What is the sovereign argument for local AI inference + heat reuse?

Running local AI inference on your own hardware keeps your prompts, documents, and queries off third-party servers — data sovereignty, not a cloud provider’s terms of service. The heat the GPU produces is a byproduct of sovereignty-preserving compute. In a Canadian context — where federal and provincial data residency expectations are evolving (see AI regulation in Canada) — local inference is increasingly relevant beyond just the heat story. D-Central’s Sovereign AI Canada hub and distributed compute page cover the broader case; the heat reuse angle reinforces it: local inference costs less net energy during the heating season than cloud API calls plus a separate heater running simultaneously.

How do I measure how much heat my GPU inference server actually produces?

The most direct method: measure total system power draw from the wall using a plug-in power meter (e.g., Kill-A-Watt or a Canadian-compatible equivalent). Whatever the meter reads while inference is running is the heat output in watts (divide by 1,000 for kW; multiply by 3.412 for BTU/hr). GPU-side power specifically can be read from nvidia-smi (command: nvidia-smi --query-gpu=power.draw --format=csv) — but this captures GPU power only, not CPU, RAM, or fans. For heat sizing purposes, whole-system wall power draw is the correct input to the calculator above.

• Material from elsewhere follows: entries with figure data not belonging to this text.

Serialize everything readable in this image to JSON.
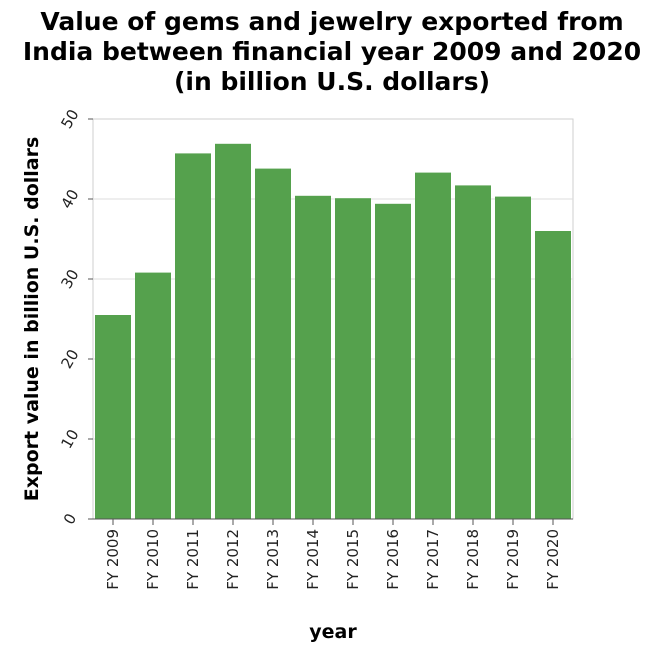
{
  "chart_data": {
    "type": "bar",
    "title_lines": [
      "Value of gems and jewelry exported from",
      "India between financial year 2009 and 2020",
      "(in billion U.S. dollars)"
    ],
    "xlabel": "year",
    "ylabel": "Export value in billion U.S. dollars",
    "categories": [
      "FY 2009",
      "FY 2010",
      "FY 2011",
      "FY 2012",
      "FY 2013",
      "FY 2014",
      "FY 2015",
      "FY 2016",
      "FY 2017",
      "FY 2018",
      "FY 2019",
      "FY 2020"
    ],
    "values": [
      25.5,
      30.8,
      45.7,
      46.9,
      43.8,
      40.4,
      40.1,
      39.4,
      43.3,
      41.7,
      40.3,
      36.0
    ],
    "ylim": [
      0,
      50
    ],
    "yticks": [
      0,
      10,
      20,
      30,
      40,
      50
    ],
    "grid": true,
    "bar_color": "#55a14d"
  }
}
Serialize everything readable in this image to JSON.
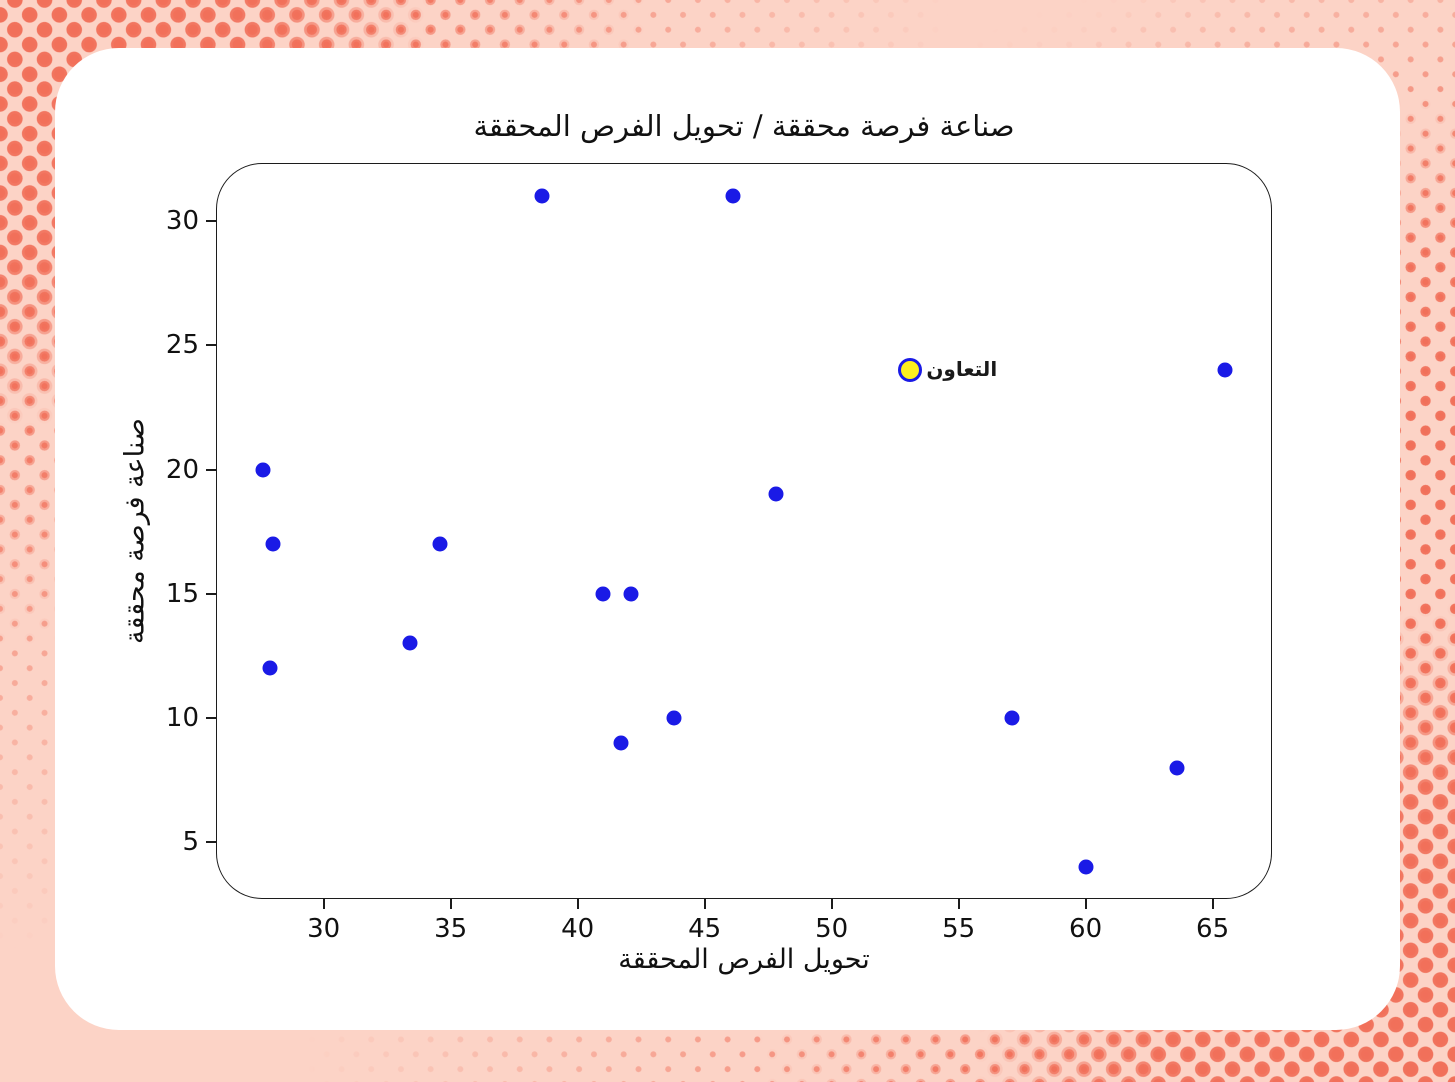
{
  "page": {
    "colors": {
      "background_base": "#fcd3c6",
      "halftone_dot": "#f1705a",
      "card": "#ffffff",
      "point_blue": "#1a1ae6",
      "highlight_yellow": "#fdef1f",
      "axis_line": "#1c1c1c",
      "text": "#111111"
    }
  },
  "chart_data": {
    "type": "scatter",
    "title": "صناعة فرصة محققة  /  تحويل الفرص المحققة",
    "xlabel": "تحويل الفرص المحققة",
    "ylabel": "صناعة فرصة محققة",
    "xlim": [
      25.8,
      67.3
    ],
    "ylim": [
      2.75,
      32.3
    ],
    "x_ticks": [
      30,
      35,
      40,
      45,
      50,
      55,
      60,
      65
    ],
    "y_ticks": [
      5,
      10,
      15,
      20,
      25,
      30
    ],
    "grid": false,
    "legend": false,
    "series": [
      {
        "name": "blue-points",
        "color": "#1a1ae6",
        "marker_radius": 7.5,
        "points": [
          [
            38.6,
            31
          ],
          [
            46.1,
            31
          ],
          [
            65.5,
            24
          ],
          [
            27.6,
            20
          ],
          [
            47.8,
            19
          ],
          [
            28.0,
            17
          ],
          [
            34.6,
            17
          ],
          [
            41.0,
            15
          ],
          [
            42.1,
            15
          ],
          [
            33.4,
            13
          ],
          [
            27.9,
            12
          ],
          [
            43.8,
            10
          ],
          [
            57.1,
            10
          ],
          [
            41.7,
            9
          ],
          [
            63.6,
            8
          ],
          [
            60.0,
            4
          ]
        ]
      },
      {
        "name": "highlighted-point",
        "fill": "#fdef1f",
        "stroke": "#1a1ae6",
        "stroke_width": 3,
        "marker_radius": 12,
        "points": [
          [
            53.1,
            24
          ]
        ]
      }
    ],
    "annotation": {
      "text": "التعاون",
      "x": 53.1,
      "y": 24
    }
  }
}
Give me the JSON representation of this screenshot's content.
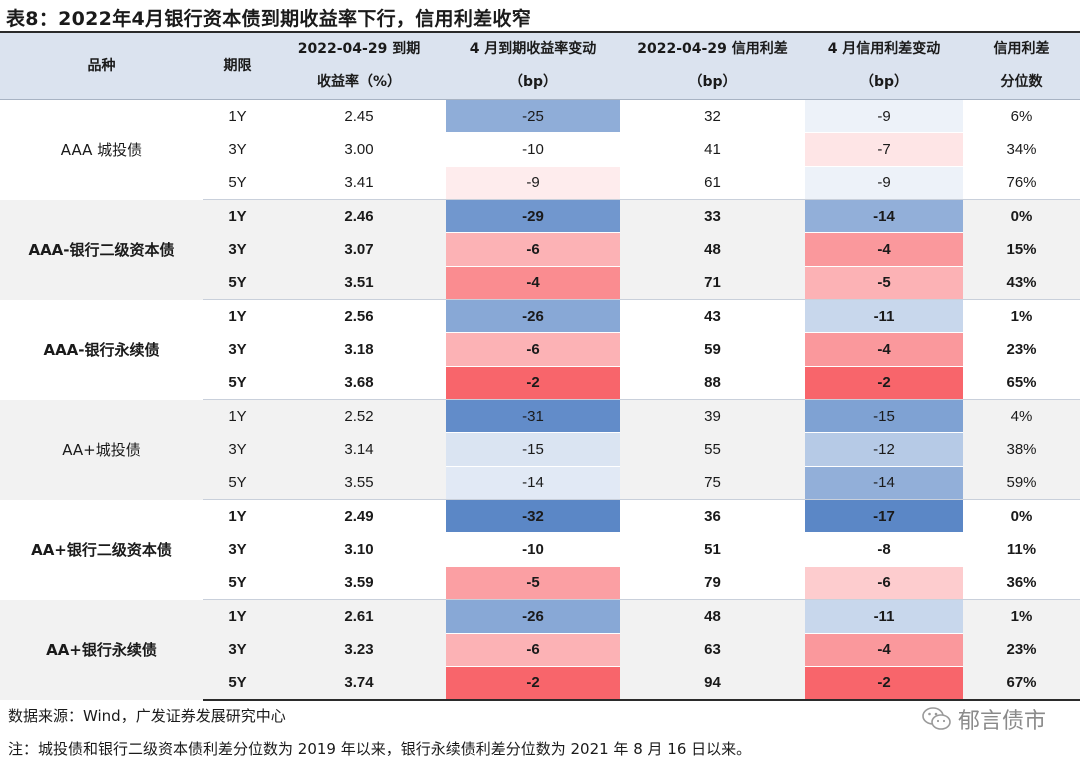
{
  "title": "表8：2022年4月银行资本债到期收益率下行，信用利差收窄",
  "header": {
    "col_variety": "品种",
    "col_term": "期限",
    "col_ytm_line1": "2022-04-29 到期",
    "col_ytm_line2": "收益率（%）",
    "col_ytm_change_line1": "4 月到期收益率变动",
    "col_ytm_change_line2": "（bp）",
    "col_spread_line1": "2022-04-29 信用利差",
    "col_spread_line2": "（bp）",
    "col_spread_change_line1": "4 月信用利差变动",
    "col_spread_change_line2": "（bp）",
    "col_pct_line1": "信用利差",
    "col_pct_line2": "分位数"
  },
  "colors": {
    "header_bg": "#dbe3ef",
    "group_alt_bg": "#f2f2f2",
    "negative_strong": "#5b87c6",
    "positive_strong": "#f8656b"
  },
  "groups": [
    {
      "name": "AAA 城投债",
      "bold": false,
      "shaded": false,
      "rows": [
        {
          "term": "1Y",
          "ytm": "2.45",
          "ytm_change": "-25",
          "spread": "32",
          "spread_change": "-9",
          "percentile": "6%"
        },
        {
          "term": "3Y",
          "ytm": "3.00",
          "ytm_change": "-10",
          "spread": "41",
          "spread_change": "-7",
          "percentile": "34%"
        },
        {
          "term": "5Y",
          "ytm": "3.41",
          "ytm_change": "-9",
          "spread": "61",
          "spread_change": "-9",
          "percentile": "76%"
        }
      ]
    },
    {
      "name": "AAA-银行二级资本债",
      "bold": true,
      "shaded": true,
      "rows": [
        {
          "term": "1Y",
          "ytm": "2.46",
          "ytm_change": "-29",
          "spread": "33",
          "spread_change": "-14",
          "percentile": "0%"
        },
        {
          "term": "3Y",
          "ytm": "3.07",
          "ytm_change": "-6",
          "spread": "48",
          "spread_change": "-4",
          "percentile": "15%"
        },
        {
          "term": "5Y",
          "ytm": "3.51",
          "ytm_change": "-4",
          "spread": "71",
          "spread_change": "-5",
          "percentile": "43%"
        }
      ]
    },
    {
      "name": "AAA-银行永续债",
      "bold": true,
      "shaded": false,
      "rows": [
        {
          "term": "1Y",
          "ytm": "2.56",
          "ytm_change": "-26",
          "spread": "43",
          "spread_change": "-11",
          "percentile": "1%"
        },
        {
          "term": "3Y",
          "ytm": "3.18",
          "ytm_change": "-6",
          "spread": "59",
          "spread_change": "-4",
          "percentile": "23%"
        },
        {
          "term": "5Y",
          "ytm": "3.68",
          "ytm_change": "-2",
          "spread": "88",
          "spread_change": "-2",
          "percentile": "65%"
        }
      ]
    },
    {
      "name": "AA+城投债",
      "bold": false,
      "shaded": true,
      "rows": [
        {
          "term": "1Y",
          "ytm": "2.52",
          "ytm_change": "-31",
          "spread": "39",
          "spread_change": "-15",
          "percentile": "4%"
        },
        {
          "term": "3Y",
          "ytm": "3.14",
          "ytm_change": "-15",
          "spread": "55",
          "spread_change": "-12",
          "percentile": "38%"
        },
        {
          "term": "5Y",
          "ytm": "3.55",
          "ytm_change": "-14",
          "spread": "75",
          "spread_change": "-14",
          "percentile": "59%"
        }
      ]
    },
    {
      "name": "AA+银行二级资本债",
      "bold": true,
      "shaded": false,
      "rows": [
        {
          "term": "1Y",
          "ytm": "2.49",
          "ytm_change": "-32",
          "spread": "36",
          "spread_change": "-17",
          "percentile": "0%"
        },
        {
          "term": "3Y",
          "ytm": "3.10",
          "ytm_change": "-10",
          "spread": "51",
          "spread_change": "-8",
          "percentile": "11%"
        },
        {
          "term": "5Y",
          "ytm": "3.59",
          "ytm_change": "-5",
          "spread": "79",
          "spread_change": "-6",
          "percentile": "36%"
        }
      ]
    },
    {
      "name": "AA+银行永续债",
      "bold": true,
      "shaded": true,
      "rows": [
        {
          "term": "1Y",
          "ytm": "2.61",
          "ytm_change": "-26",
          "spread": "48",
          "spread_change": "-11",
          "percentile": "1%"
        },
        {
          "term": "3Y",
          "ytm": "3.23",
          "ytm_change": "-6",
          "spread": "63",
          "spread_change": "-4",
          "percentile": "23%"
        },
        {
          "term": "5Y",
          "ytm": "3.74",
          "ytm_change": "-2",
          "spread": "94",
          "spread_change": "-2",
          "percentile": "67%"
        }
      ]
    }
  ],
  "footer": {
    "source": "数据来源：Wind，广发证券发展研究中心",
    "note": "注：城投债和银行二级资本债利差分位数为 2019 年以来，银行永续债利差分位数为 2021 年 8 月 16 日以来。",
    "brand_name": "郁言债市",
    "brand_icon": "wechat-icon"
  }
}
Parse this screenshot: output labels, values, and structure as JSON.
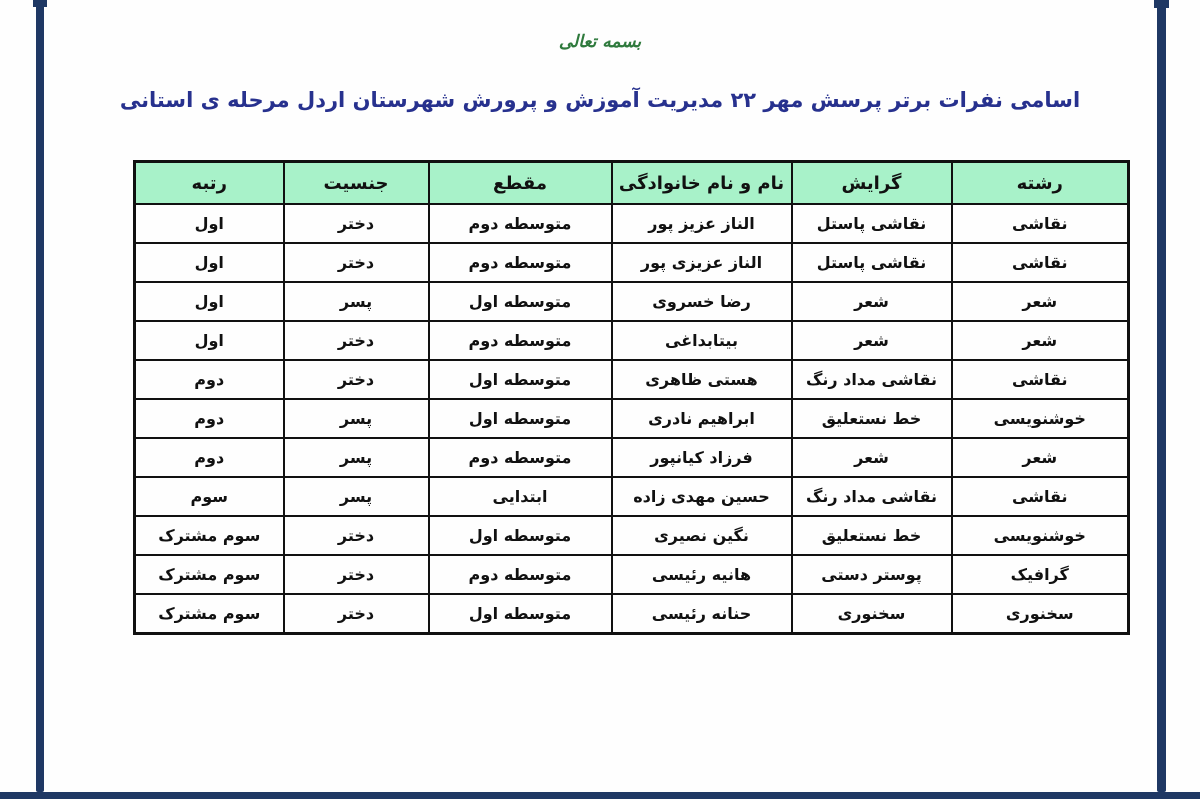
{
  "page": {
    "bismillah": "بسمه تعالی",
    "title": "اسامی نفرات برتر پرسش مهر ۲۲ مدیریت آموزش و پرورش شهرستان اردل مرحله ی استانی"
  },
  "colors": {
    "frame_navy": "#1f3864",
    "title_blue": "#27318e",
    "header_green_bg": "#a8f2c9",
    "bismillah_green": "#2f7a3d",
    "cell_text": "#111111"
  },
  "table": {
    "columns": [
      "رشته",
      "گرایش",
      "نام و نام خانوادگی",
      "مقطع",
      "جنسیت",
      "رتبه"
    ],
    "rows": [
      [
        "نقاشی",
        "نقاشی پاستل",
        "الناز عزیز پور",
        "متوسطه دوم",
        "دختر",
        "اول"
      ],
      [
        "نقاشی",
        "نقاشی پاستل",
        "الناز عزیزی پور",
        "متوسطه دوم",
        "دختر",
        "اول"
      ],
      [
        "شعر",
        "شعر",
        "رضا خسروی",
        "متوسطه اول",
        "پسر",
        "اول"
      ],
      [
        "شعر",
        "شعر",
        "بیتابداغی",
        "متوسطه دوم",
        "دختر",
        "اول"
      ],
      [
        "نقاشی",
        "نقاشی مداد رنگ",
        "هستی ظاهری",
        "متوسطه اول",
        "دختر",
        "دوم"
      ],
      [
        "خوشنویسی",
        "خط نستعلیق",
        "ابراهیم نادری",
        "متوسطه اول",
        "پسر",
        "دوم"
      ],
      [
        "شعر",
        "شعر",
        "فرزاد کیانپور",
        "متوسطه دوم",
        "پسر",
        "دوم"
      ],
      [
        "نقاشی",
        "نقاشی مداد رنگ",
        "حسین مهدی زاده",
        "ابتدایی",
        "پسر",
        "سوم"
      ],
      [
        "خوشنویسی",
        "خط نستعلیق",
        "نگین نصیری",
        "متوسطه اول",
        "دختر",
        "سوم مشترک"
      ],
      [
        "گرافیک",
        "پوستر دستی",
        "هانیه رئیسی",
        "متوسطه دوم",
        "دختر",
        "سوم مشترک"
      ],
      [
        "سخنوری",
        "سخنوری",
        "حنانه رئیسی",
        "متوسطه اول",
        "دختر",
        "سوم مشترک"
      ]
    ]
  }
}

Standing on the shoulders of giants

The concept of GPU and ASIC compute heat as a building asset was not invented by D-Central. The Heat Punks community pioneered the cultural and engineering movement around Bitcoin ASIC heat reuse. Nordic compute facilities — particularly operators in Sweden, Finland, and Norway — were among the first to integrate GPU and ASIC mining heat into district heating networks at commercial scale, demonstrating the co-generation model that forms the basis of what we describe here. Braiins contributed public research on the “Hashrate Heated House” concept. The AI inference heat reuse framing builds on the open-source local AI ecosystem — llama.cpp (Georgi Gerganov), Ollama, and vLLM — whose work makes self-hosted inference on consumer GPU hardware practical. We credit all of these predecessors and stand on their shoulders, not above them.